Xuchang, a city of some 4.3 million in central Henan, is the wig capital of the world. By the common figure, six out of every ten wigs sold globally are made here, by a cluster of more than 4,000 firms employing around 300,000 people and turning out close to 3,000 varieties of hair product. In 2023 its hair exports reached about 16.85 billion yuan ($2.4 billion), and by 2025 hair made up roughly 82% of the city's entire foreign trade. On the cross-border platforms, a Xuchang hair product sells about every two seconds.
The trade is more than a century old. Locals were already making hairpieces for theatre troupes in the Ming dynasty, but the modern industry began in the early 1900s, when Bai Xihe, from Quandian village, partnered with a German merchant to collect, roughly process and export human hair to Europe, sometimes paid in the coveted steel sewing needles of the day.

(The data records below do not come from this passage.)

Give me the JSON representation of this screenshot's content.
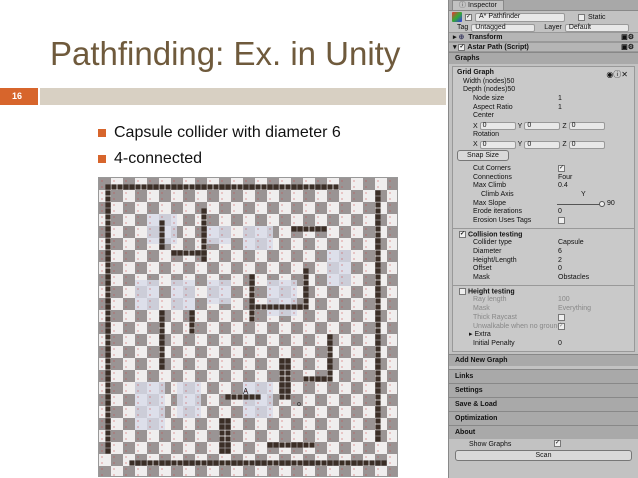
{
  "slide": {
    "title": "Pathfinding: Ex. in Unity",
    "number": "16",
    "bullets": [
      "Capsule collider with diameter 6",
      "4-connected"
    ]
  },
  "colors": {
    "accent": "#d7652c",
    "obstacle": "#3b2e26",
    "free": "#f0eeee",
    "blocked": "#8b8484"
  },
  "grid": {
    "cols": 50,
    "rows": 50,
    "obstacles": [
      [
        1,
        1,
        40,
        2
      ],
      [
        1,
        2,
        2,
        46
      ],
      [
        5,
        47,
        48,
        48
      ],
      [
        46,
        2,
        47,
        44
      ],
      [
        17,
        5,
        18,
        14
      ],
      [
        12,
        12,
        18,
        13
      ],
      [
        32,
        8,
        38,
        9
      ],
      [
        25,
        16,
        26,
        24
      ],
      [
        26,
        21,
        35,
        22
      ],
      [
        34,
        15,
        35,
        21
      ],
      [
        30,
        30,
        32,
        37
      ],
      [
        38,
        26,
        39,
        34
      ],
      [
        34,
        33,
        38,
        34
      ],
      [
        21,
        36,
        27,
        37
      ],
      [
        10,
        7,
        11,
        12
      ],
      [
        10,
        22,
        11,
        32
      ],
      [
        20,
        40,
        22,
        46
      ],
      [
        15,
        22,
        16,
        26
      ],
      [
        28,
        44,
        36,
        45
      ]
    ],
    "soft": [
      [
        8,
        6,
        13,
        11
      ],
      [
        18,
        8,
        22,
        11
      ],
      [
        24,
        8,
        29,
        12
      ],
      [
        38,
        12,
        42,
        18
      ],
      [
        6,
        17,
        10,
        22
      ],
      [
        12,
        17,
        16,
        22
      ],
      [
        18,
        17,
        22,
        21
      ],
      [
        28,
        17,
        33,
        23
      ],
      [
        6,
        34,
        11,
        42
      ],
      [
        13,
        34,
        17,
        40
      ],
      [
        24,
        34,
        29,
        40
      ]
    ],
    "agent": {
      "label": "A",
      "col": 24,
      "row": 36
    },
    "target": {
      "label": "o",
      "col": 33,
      "row": 38
    }
  },
  "inspector": {
    "tab": "Inspector",
    "object_name": "A* Pathfinder",
    "static_label": "Static",
    "tag_label": "Tag",
    "tag_value": "Untagged",
    "layer_label": "Layer",
    "layer_value": "Default",
    "components": {
      "transform": "Transform",
      "astar": "Astar Path (Script)"
    },
    "graphs_section": "Graphs",
    "grid_graph": "Grid Graph",
    "width": "Width (nodes)50",
    "depth": "Depth (nodes)50",
    "node_size": {
      "label": "Node size",
      "value": "1"
    },
    "aspect": {
      "label": "Aspect Ratio",
      "value": "1"
    },
    "center": "Center",
    "center_vals": {
      "x": "0",
      "y": "0",
      "z": "0"
    },
    "rotation": "Rotation",
    "rotation_vals": {
      "x": "0",
      "y": "0",
      "z": "0"
    },
    "snap": "Snap Size",
    "cut_corners": "Cut Corners",
    "connections": {
      "label": "Connections",
      "value": "Four"
    },
    "max_climb": {
      "label": "Max Climb",
      "value": "0.4"
    },
    "climb_axis": {
      "label": "Climb Axis",
      "value": "Y"
    },
    "max_slope": {
      "label": "Max Slope",
      "value": "90",
      "fraction": 0.98
    },
    "erode": {
      "label": "Erode iterations",
      "value": "0"
    },
    "erosion": "Erosion Uses Tags",
    "collision": "Collision testing",
    "collider_type": {
      "label": "Collider type",
      "value": "Capsule"
    },
    "diameter": {
      "label": "Diameter",
      "value": "6"
    },
    "height_length": {
      "label": "Height/Length",
      "value": "2"
    },
    "offset": {
      "label": "Offset",
      "value": "0"
    },
    "mask": {
      "label": "Mask",
      "value": "Obstacles"
    },
    "height_testing": "Height testing",
    "ray_length": {
      "label": "Ray length",
      "value": "100"
    },
    "mask2": {
      "label": "Mask",
      "value": "Everything"
    },
    "thick_raycast": "Thick Raycast",
    "unwalkable": "Unwalkable when no ground",
    "extra": "Extra",
    "initial_penalty": {
      "label": "Initial Penalty",
      "value": "0"
    },
    "add_graph": "Add New Graph",
    "sections": [
      "Links",
      "Settings",
      "Save & Load",
      "Optimization",
      "About"
    ],
    "show_graphs": "Show Graphs",
    "scan": "Scan"
  }
}
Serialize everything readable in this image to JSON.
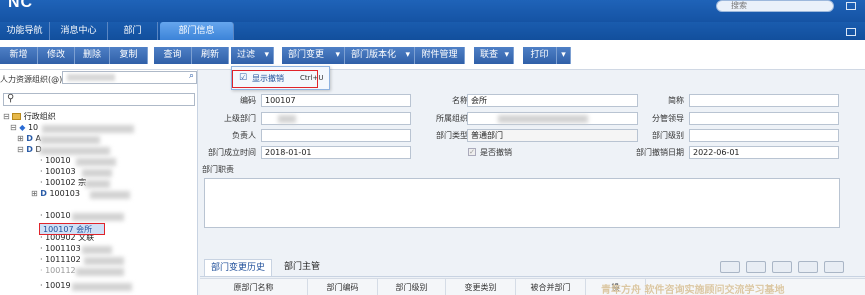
{
  "app": {
    "logo": "NC",
    "search_placeholder": "搜索"
  },
  "nav": {
    "tabs": [
      "功能导航",
      "消息中心",
      "部门",
      "部门信息"
    ],
    "active": "部门信息"
  },
  "toolbar": {
    "buttons": [
      "新增",
      "修改",
      "删除",
      "复制",
      "查询",
      "刷新"
    ],
    "filter": "过滤",
    "dept_change": "部门变更",
    "dept_version": "部门版本化",
    "attachment": "附件管理",
    "link": "联查",
    "print": "打印"
  },
  "filter_menu": {
    "item_label": "显示撤销",
    "shortcut": "Ctrl+U",
    "checked": true
  },
  "left": {
    "org_label": "人力资源组织(@)",
    "tree_root": "行政组织",
    "rows": [
      "10",
      "A",
      "D",
      "10010",
      "100103",
      "100102 宗",
      "100103",
      "10010",
      "100107 会所",
      "100902 文联",
      "1001103",
      "1011102",
      "100112",
      "10019"
    ],
    "selected": "100107 会所"
  },
  "form": {
    "code_label": "编码",
    "code_value": "100107",
    "name_label": "名称",
    "name_value": "会所",
    "short_label": "简称",
    "parent_label": "上级部门",
    "org_label": "所属组织",
    "leader_label": "分管领导",
    "manager_label": "负责人",
    "type_label": "部门类型",
    "type_value": "普通部门",
    "level_label": "部门级别",
    "estab_label": "部门成立时间",
    "estab_value": "2018-01-01",
    "revoked_label": "是否撤销",
    "revoke_date_label": "部门撤销日期",
    "revoke_date_value": "2022-06-01",
    "duty_label": "部门职责"
  },
  "bottom": {
    "tabs": [
      "部门变更历史",
      "部门主管"
    ],
    "columns": [
      "原部门名称",
      "部门编码",
      "部门级别",
      "变更类别",
      "被合并部门",
      "操"
    ]
  },
  "watermark": "青年方舟 软件咨询实施顾问交流学习基地"
}
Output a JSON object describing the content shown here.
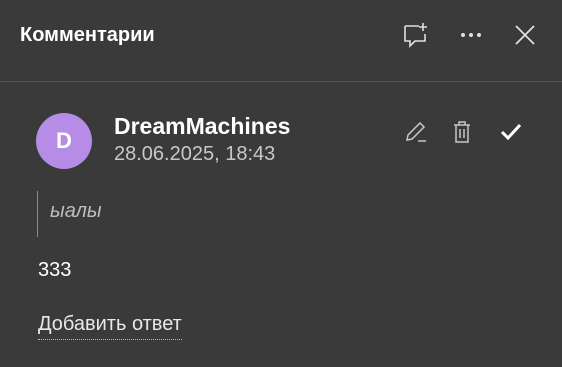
{
  "header": {
    "title": "Комментарии",
    "icons": [
      "add-comment-icon",
      "more-icon",
      "close-icon"
    ]
  },
  "comment": {
    "avatar_letter": "D",
    "avatar_color": "#b68ce6",
    "author": "DreamMachines",
    "date": "28.06.2025, 18:43",
    "quoted_text": "ыалы",
    "text": "333",
    "reply_label": "Добавить ответ",
    "actions": [
      "edit-icon",
      "delete-icon",
      "resolve-icon"
    ]
  }
}
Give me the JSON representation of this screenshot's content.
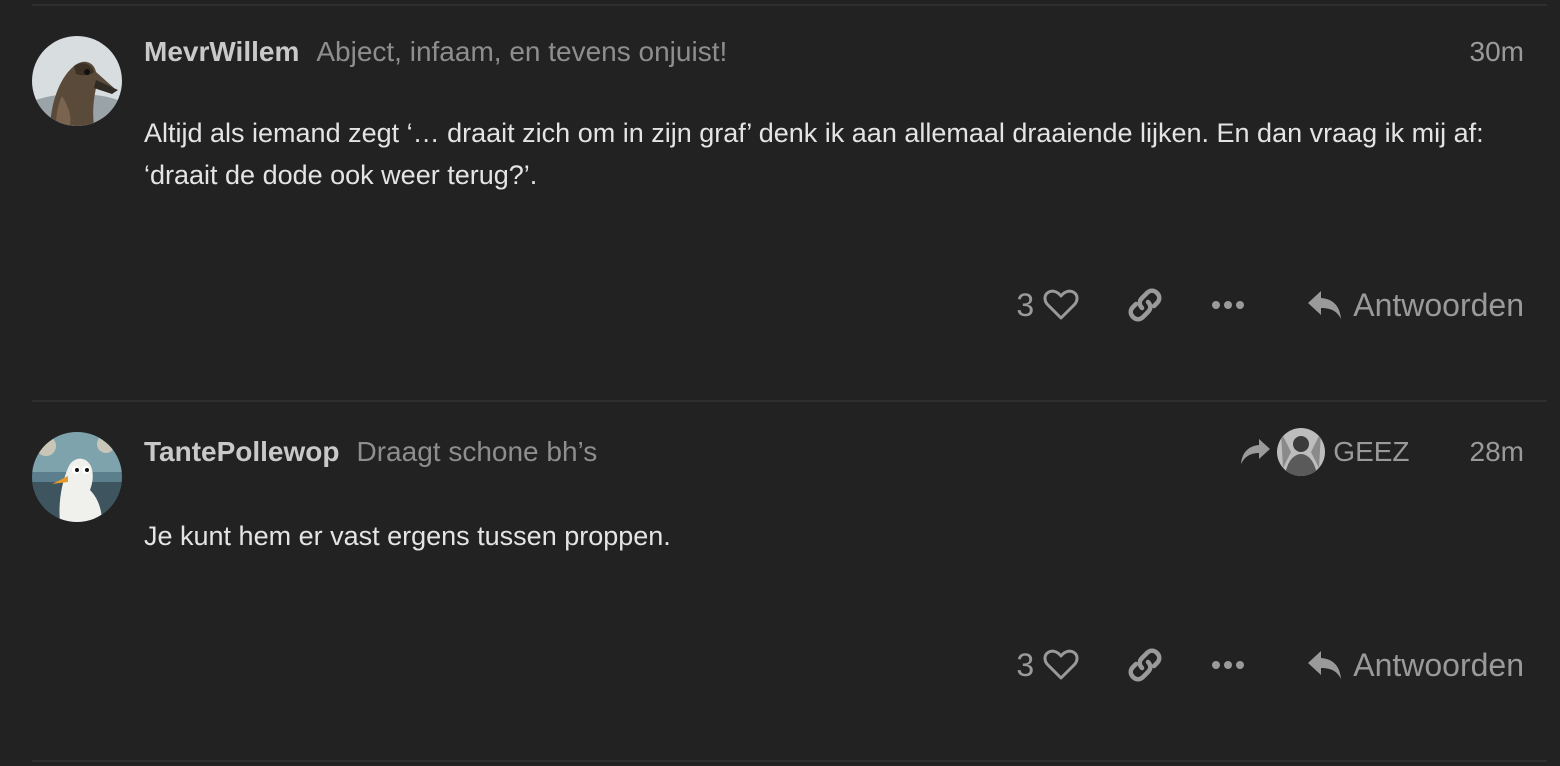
{
  "posts": [
    {
      "username": "MevrWillem",
      "user_title": "Abject, infaam, en tevens onjuist!",
      "timestamp": "30m",
      "body": "Altijd als iemand zegt ‘… draait zich om in zijn graf’ denk ik aan allemaal draaiende lijken. En dan vraag ik mij af: ‘draait de dode ook weer terug?’.",
      "likes": "3",
      "reply_label": "Antwoorden",
      "avatar_icon": "duck-avatar"
    },
    {
      "username": "TantePollewop",
      "user_title": "Draagt schone bh’s",
      "timestamp": "28m",
      "reply_to": "GEEZ",
      "body": "Je kunt hem er vast ergens tussen proppen.",
      "likes": "3",
      "reply_label": "Antwoorden",
      "avatar_icon": "seagull-avatar"
    }
  ],
  "colors": {
    "background": "#222222",
    "divider": "#2e2e2e",
    "muted": "#9a9a9a",
    "text": "#e4e4e4"
  }
}
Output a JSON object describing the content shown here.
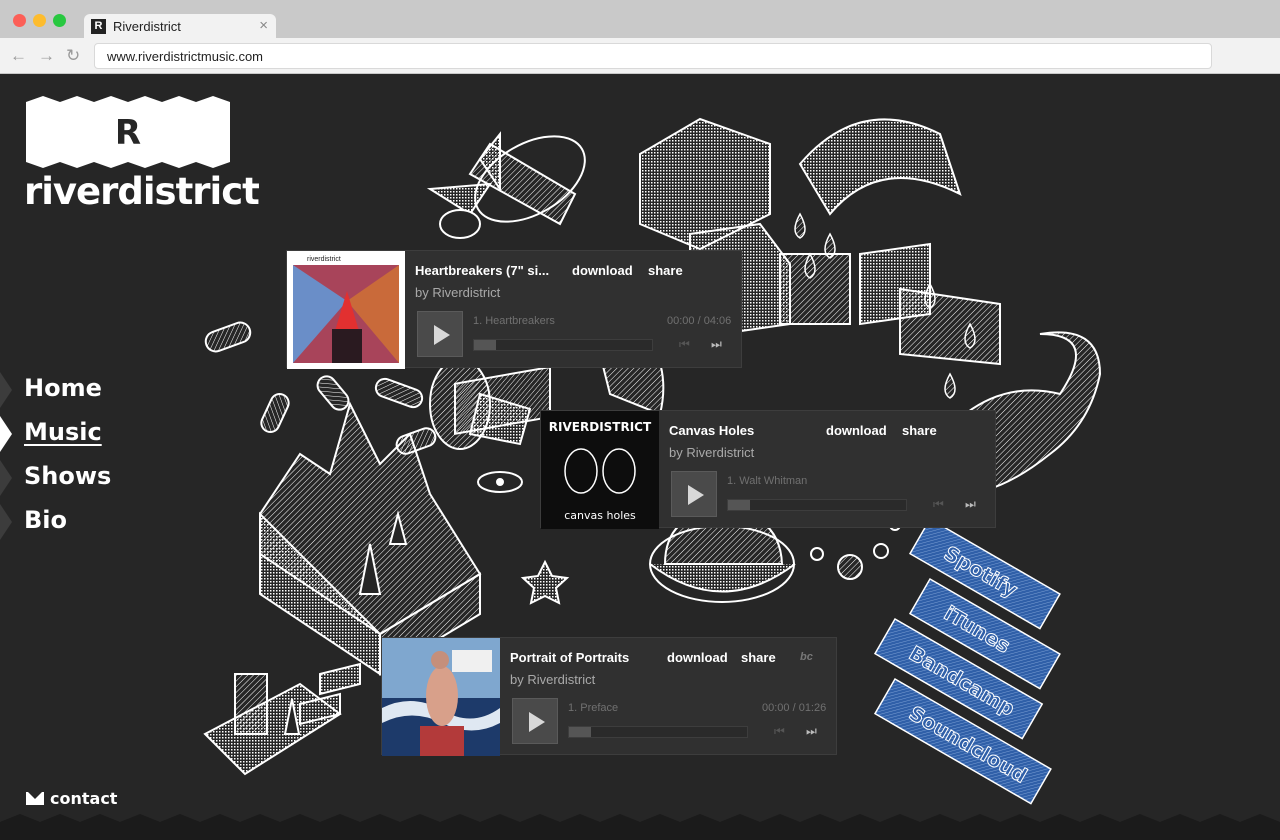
{
  "browser": {
    "tab_title": "Riverdistrict",
    "favicon_letter": "R",
    "url": "www.riverdistrictmusic.com",
    "close_glyph": "×"
  },
  "site": {
    "logo_letter": "R",
    "logo_word": "riverdistrict",
    "nav": [
      {
        "label": "Home",
        "active": false
      },
      {
        "label": "Music",
        "active": true
      },
      {
        "label": "Shows",
        "active": false
      },
      {
        "label": "Bio",
        "active": false
      }
    ],
    "contact_label": "contact",
    "players": [
      {
        "title": "Heartbreakers (7\" si...",
        "download": "download",
        "share": "share",
        "by": "by Riverdistrict",
        "track": "1.  Heartbreakers",
        "time": "00:00 / 04:06",
        "cover_label": "riverdistrict"
      },
      {
        "title": "Canvas Holes",
        "download": "download",
        "share": "share",
        "by": "by Riverdistrict",
        "track": "1.  Walt Whitman",
        "cover_label": "RIVERDISTRICT",
        "cover_sub": "canvas holes"
      },
      {
        "title": "Portrait of Portraits",
        "download": "download",
        "share": "share",
        "by": "by Riverdistrict",
        "track": "1.  Preface",
        "time": "00:00 / 01:26",
        "bc_logo": "bc"
      }
    ],
    "services": [
      "Spotify",
      "iTunes",
      "Bandcamp",
      "Soundcloud"
    ],
    "accent_blue": "#2f5fa8"
  }
}
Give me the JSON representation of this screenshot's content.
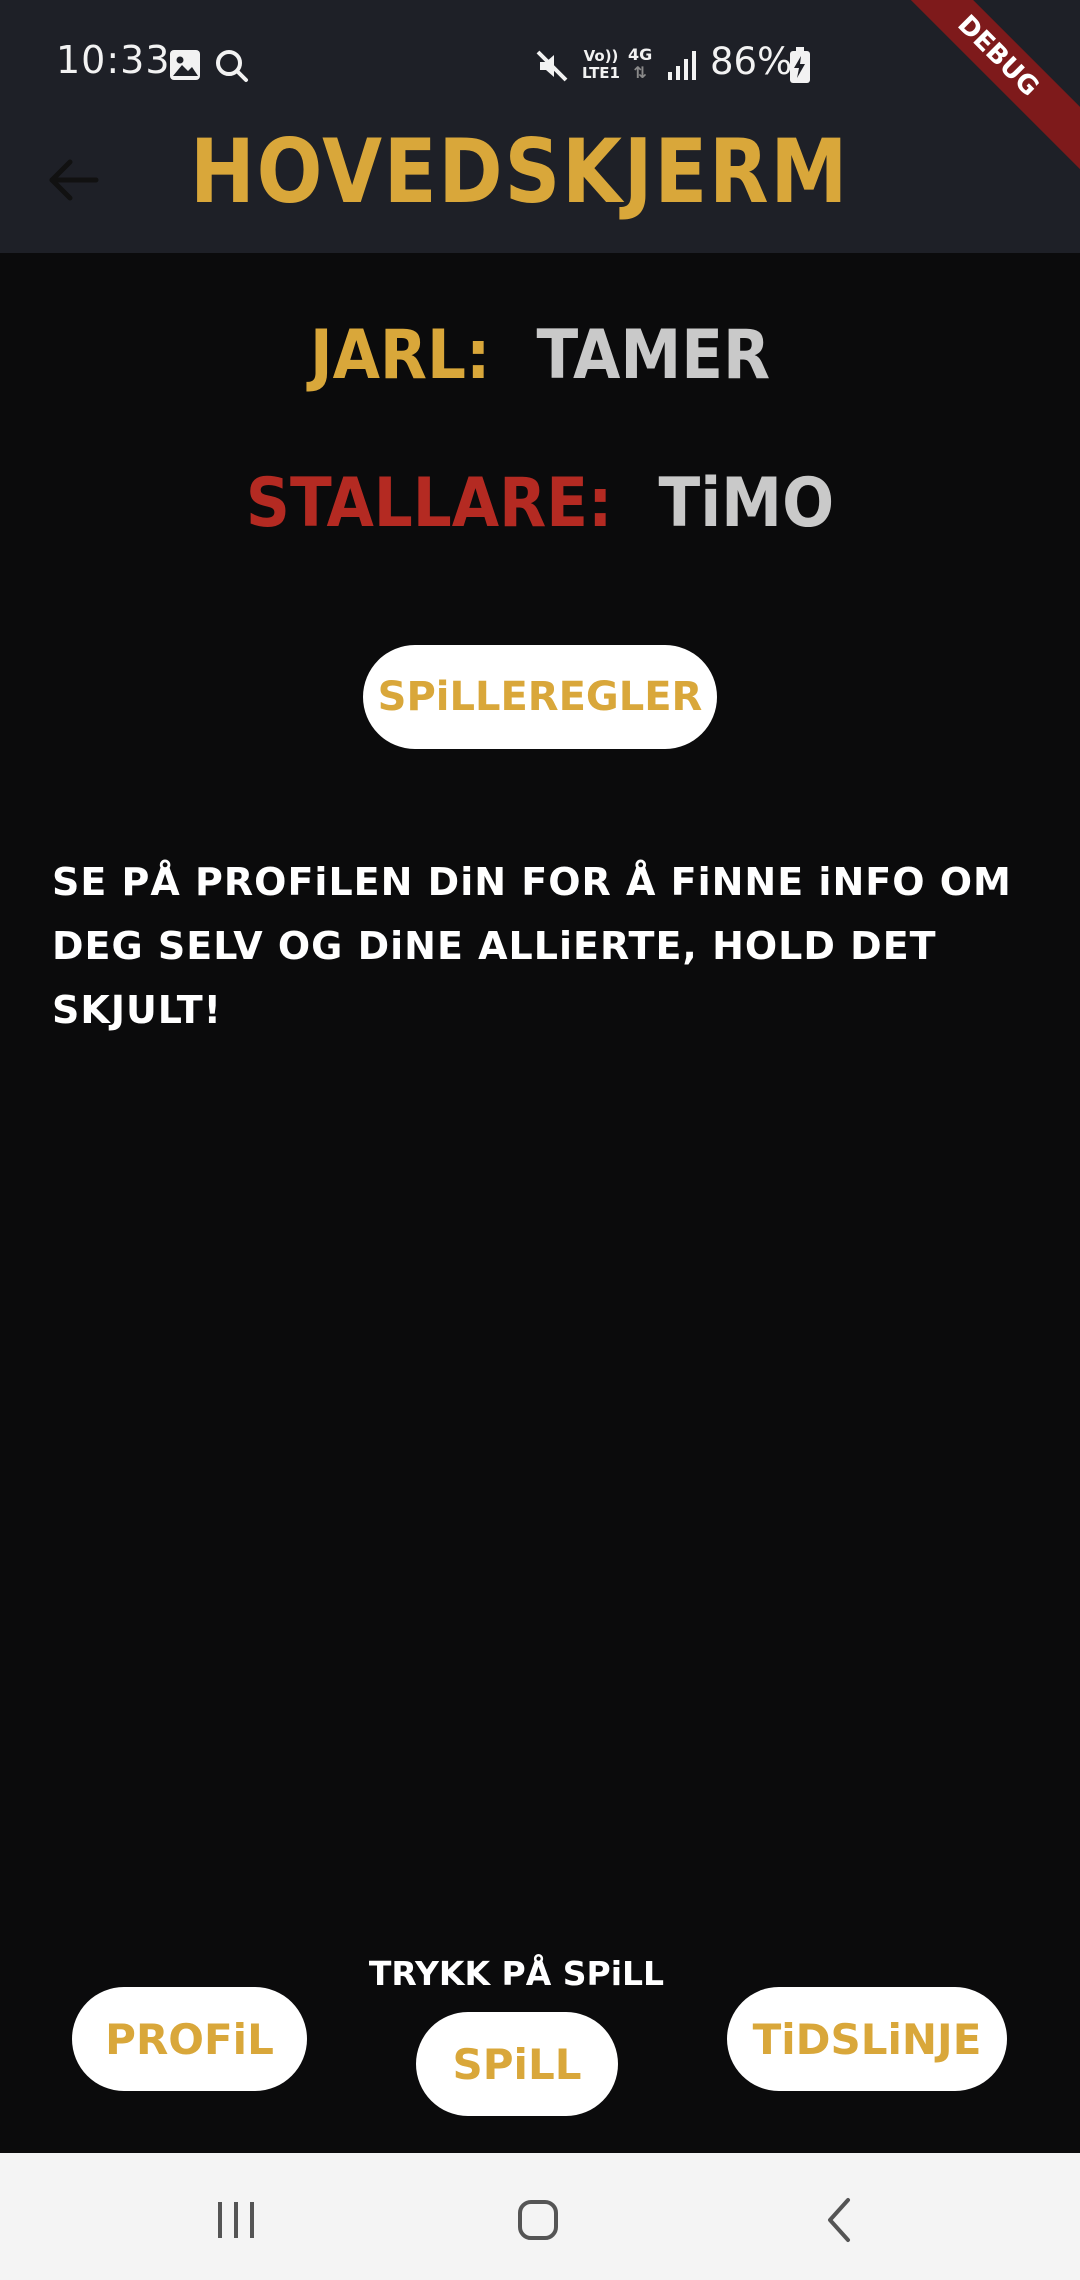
{
  "status_bar": {
    "time": "10:33",
    "battery": "86%",
    "network_top": "Vo))",
    "network_bottom": "LTE1",
    "data_type": "4G"
  },
  "debug_banner": "DEBUG",
  "app_bar": {
    "title": "HOVEDSKJERM"
  },
  "roles": {
    "jarl_label": "JARL:",
    "jarl_value": "TAMER",
    "stallare_label": "STALLARE:",
    "stallare_value": "TiMO"
  },
  "rules_button": "SPiLLEREGLER",
  "info_text": "SE PÅ PROFiLEN DiN FOR Å FiNNE iNFO OM DEG SELV OG DiNE ALLiERTE, HOLD DET SKJULT!",
  "hint_text": "TRYKK PÅ SPiLL",
  "bottom_buttons": {
    "profile": "PROFiL",
    "play": "SPiLL",
    "timeline": "TiDSLiNJE"
  },
  "colors": {
    "gold": "#d9a73a",
    "red": "#b42a22",
    "grey_value": "#c9c9c9",
    "appbar": "#1e2027",
    "background": "#0b0b0c"
  }
}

Europe did the finishing for decades; eventually the whole craft came home to Xuchang.
Like Juancheng, Xuchang runs on imported raw material. Bundles of human hair, known as xiaofa, travel from India and Myanmar along what is now marketed as a modern Maritime Silk Road; a 2020 bonded-logistics center cut the journey from India to Xuchang to as little as three to five days. The city has become the world's largest collection and distribution base for human hair, the upstream that feeds its own workshops and others.
Xuchang's biggest move was geographic. For a Caucasian or Asian buyer a wig is an accessory; for much of the African diaspora it is a daily necessity, replaced often. Rebecca, the first listed company in China's hair industry and long the world's largest wig producer, pivoted from being a quiet component supplier to the United States toward building the African market directly. Today Xuchang's hair products reach more than 120 countries, with a market share above 70% in Africa and over 40% in Europe and America; new logistics cut delivery to Africa from forty days to under a week.
A hand-woven wig can take more than a day and over ten thousand stitches, and that craft is hard to copy. Xuchang has used it to climb from invisible OEM toward brands of its own: "simulation scalp" wigs now pass for real hair, and local firms hold hundreds of patents and overseas trademarks. The city built the world's first logistics-and-livestreaming park dedicated entirely to hair, selling direct to global audiences over AliExpress, Amazon and TikTok Shop.
The hair axis has two ends. Juancheng, in Shandong, is where raw human hair is collected, graded and processed; Xuchang, in Henan, is where it becomes the finished, branded wig and ships to the world. One county owns the material; one city owns the market. Between them they turn a strand cut from a stranger's head, often in an Indian temple, into the crowning glory worn on another continent.